You will receive the exact certificate pictured.
Organized baseball in Buffalo had been around since at least 1859, when the Niagara baseball club of the National Association of Base Ball Players played its first season. The first professional team to play in Buffalo began in 1877; it was this team that was invited to become a major league club, the Buffalo Bisons of the National League, who played from 1879 to 1885. In 1886, the Bisons moved into minor league baseball as members of the original International League, then known as the Eastern League. (An "outlaw" team also known as the Buffalo Bisons also played in the Players' League, an upstart third major league, in 1890, but that team is not considered part of the Bisons history.) This team joined the Western League in 1899, and was within weeks of becoming a major league team when the Western League announced it was changing its name to the American League in 1900. However, by the start of the 1901 season, Buffalo had been bumped from the league in favor of the Boston Americans; the Bisons returned to the minors and the Eastern League that year.
This franchise continued in the Eastern/International League through June 1970, when it transferred to Winnipeg, Manitoba as the Winnipeg Whips, due to poor attendance, stadium woes, the Montreal Expos (then Canada's only MLB team) affiliating with the franchise, and an increasingly saturated Buffalo sports market that saw the Buffalo Sabres of the NHL and Buffalo Braves of the NBA established the same year. (The team had narrowly avoided relocation in 1955, but an idea of selling common stock in the team by John Stiglmeir prevented the team from leaving; it nonetheless was forced to move into a football venue, Buffalo War Memorial Stadium, a few years later, after its existing ballpark closed.) In 1969, Héctor López became the first black manager at the Triple-A level while managing Buffalo Bisons—six years before Frank Robinson became the first black manager in Major League Baseball. After stops in Winnipeg and Hampton, Virginia, the team was suspended after the 1973 season to make way for the Memphis Blues, who were moving up from Double-A.
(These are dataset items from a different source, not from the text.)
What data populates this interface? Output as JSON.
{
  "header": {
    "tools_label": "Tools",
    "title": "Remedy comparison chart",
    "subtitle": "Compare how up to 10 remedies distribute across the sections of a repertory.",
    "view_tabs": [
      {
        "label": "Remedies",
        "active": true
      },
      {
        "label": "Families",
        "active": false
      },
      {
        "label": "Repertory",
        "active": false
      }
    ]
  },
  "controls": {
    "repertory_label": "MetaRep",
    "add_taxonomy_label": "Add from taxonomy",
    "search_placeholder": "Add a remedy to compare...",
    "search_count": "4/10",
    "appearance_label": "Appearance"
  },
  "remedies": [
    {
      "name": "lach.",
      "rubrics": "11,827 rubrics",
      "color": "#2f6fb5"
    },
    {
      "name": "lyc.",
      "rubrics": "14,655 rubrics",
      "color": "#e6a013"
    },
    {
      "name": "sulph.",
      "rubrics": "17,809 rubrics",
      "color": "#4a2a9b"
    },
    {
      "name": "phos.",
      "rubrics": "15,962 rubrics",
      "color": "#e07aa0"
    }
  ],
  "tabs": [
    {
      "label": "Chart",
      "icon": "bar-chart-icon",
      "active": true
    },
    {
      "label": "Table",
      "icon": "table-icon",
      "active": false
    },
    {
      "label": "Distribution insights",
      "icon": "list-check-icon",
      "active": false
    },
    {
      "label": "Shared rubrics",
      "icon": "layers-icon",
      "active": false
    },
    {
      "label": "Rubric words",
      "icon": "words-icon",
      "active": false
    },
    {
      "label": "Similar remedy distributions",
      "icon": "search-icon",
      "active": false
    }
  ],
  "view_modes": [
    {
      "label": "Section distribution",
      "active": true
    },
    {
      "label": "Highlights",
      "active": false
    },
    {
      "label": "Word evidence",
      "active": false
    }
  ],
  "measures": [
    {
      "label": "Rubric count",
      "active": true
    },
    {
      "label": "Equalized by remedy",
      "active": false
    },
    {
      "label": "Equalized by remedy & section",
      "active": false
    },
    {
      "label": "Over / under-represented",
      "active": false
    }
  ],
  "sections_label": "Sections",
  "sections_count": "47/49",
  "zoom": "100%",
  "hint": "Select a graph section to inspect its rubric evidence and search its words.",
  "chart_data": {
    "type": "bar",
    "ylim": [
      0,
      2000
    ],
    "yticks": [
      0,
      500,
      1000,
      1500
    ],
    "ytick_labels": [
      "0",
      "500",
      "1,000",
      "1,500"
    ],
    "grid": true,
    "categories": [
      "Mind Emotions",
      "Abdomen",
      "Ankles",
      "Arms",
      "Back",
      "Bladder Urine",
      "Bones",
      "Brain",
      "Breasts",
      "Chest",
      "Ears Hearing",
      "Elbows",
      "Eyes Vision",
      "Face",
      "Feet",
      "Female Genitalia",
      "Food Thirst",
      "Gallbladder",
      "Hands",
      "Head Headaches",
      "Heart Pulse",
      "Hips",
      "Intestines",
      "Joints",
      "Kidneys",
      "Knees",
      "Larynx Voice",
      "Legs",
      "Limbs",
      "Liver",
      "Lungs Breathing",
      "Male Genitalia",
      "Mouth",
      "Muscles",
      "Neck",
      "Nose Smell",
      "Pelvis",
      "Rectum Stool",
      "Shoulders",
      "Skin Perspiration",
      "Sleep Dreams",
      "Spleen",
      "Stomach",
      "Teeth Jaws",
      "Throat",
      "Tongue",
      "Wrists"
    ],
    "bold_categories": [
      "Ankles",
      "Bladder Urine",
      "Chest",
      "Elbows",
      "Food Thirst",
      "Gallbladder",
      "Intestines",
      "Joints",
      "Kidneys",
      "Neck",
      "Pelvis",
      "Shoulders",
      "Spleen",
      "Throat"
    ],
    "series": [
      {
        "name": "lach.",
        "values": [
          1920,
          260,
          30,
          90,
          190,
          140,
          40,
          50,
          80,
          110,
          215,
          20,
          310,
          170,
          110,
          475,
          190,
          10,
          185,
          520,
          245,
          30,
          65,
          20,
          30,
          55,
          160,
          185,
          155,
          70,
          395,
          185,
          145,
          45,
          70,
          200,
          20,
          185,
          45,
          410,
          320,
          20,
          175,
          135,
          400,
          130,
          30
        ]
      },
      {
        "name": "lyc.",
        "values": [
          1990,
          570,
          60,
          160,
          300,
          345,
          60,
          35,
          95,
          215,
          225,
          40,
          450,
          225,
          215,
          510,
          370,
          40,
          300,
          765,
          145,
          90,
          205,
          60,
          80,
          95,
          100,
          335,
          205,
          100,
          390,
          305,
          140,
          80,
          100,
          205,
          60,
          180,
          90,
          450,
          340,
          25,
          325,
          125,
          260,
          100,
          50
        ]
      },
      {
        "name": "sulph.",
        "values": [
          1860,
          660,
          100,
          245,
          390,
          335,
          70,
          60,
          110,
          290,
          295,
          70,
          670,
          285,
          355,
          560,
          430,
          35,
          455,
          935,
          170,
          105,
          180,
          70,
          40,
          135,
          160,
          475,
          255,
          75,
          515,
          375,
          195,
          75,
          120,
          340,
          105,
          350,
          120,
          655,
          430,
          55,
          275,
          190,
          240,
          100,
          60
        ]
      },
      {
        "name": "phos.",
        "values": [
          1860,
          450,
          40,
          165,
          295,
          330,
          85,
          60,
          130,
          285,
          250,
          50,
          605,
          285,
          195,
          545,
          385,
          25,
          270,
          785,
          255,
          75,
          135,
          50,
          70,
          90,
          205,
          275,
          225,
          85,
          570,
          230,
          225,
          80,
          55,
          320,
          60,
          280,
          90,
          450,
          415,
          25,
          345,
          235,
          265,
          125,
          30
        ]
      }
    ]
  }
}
In 1979, by which point the Braves had left town, the Double-A Eastern League's Jersey City A's were forced to leave their city due to the decrepitude of that city's Roosevelt Stadium and opted to move to Waterbury, Connecticut, a city that already had an Eastern League team. With Mayor Jimmy Griffin, Canisius College baseball coach Don Colpoys and WNY umpire Peter Calieri leading the effort, the league awarded the extra franchise to Buffalo, and the Bisons (taking on the previous team's name and history) returned to the field.
After six seasons in the Eastern League, the Bisons rejoined the Triple-A ranks in 1985, joining the American Association when the Wichita Aeros' franchise rights were transferred to Buffalo. When, as part of a reorganization of Triple-A baseball, the American Association folded after the 1997 season, Buffalo joined the International League.
Since their return to Triple-A baseball in 1985, the Bisons have qualified for the playoffs several times. In 2004, although the Bisons were 10 games behind the first-place team in June, the Bisons won their division. Buffalo won its first-round playoff, against the Durham Bulls, and advanced to the Governors' Cup Finals, in which they had home field advantage over the Richmond Braves. The remnants of Hurricane Ivan caused major flooding problems in Richmond and the entire series was played in Buffalo. The Bisons defeated the Braves in four games and won the Governors' Cup for the second time since 1998. In 2005, Buffalo won the North Division and played the Indianapolis Indians in the first round, winning the first two games in Indianapolis, but losing all three remaining games. With many of its players shuffled to the Cleveland Indians throughout the final months of the season, the Bisons failed to qualify for the playoffs in 2006. In 2007, Buffalo again failed to clinch a playoff spot, marking the first time since Buffalo was parented with the Pittsburgh Pirates that the Bisons missed the playoffs in back-to-back seasons. The team has not reached the playoffs since then.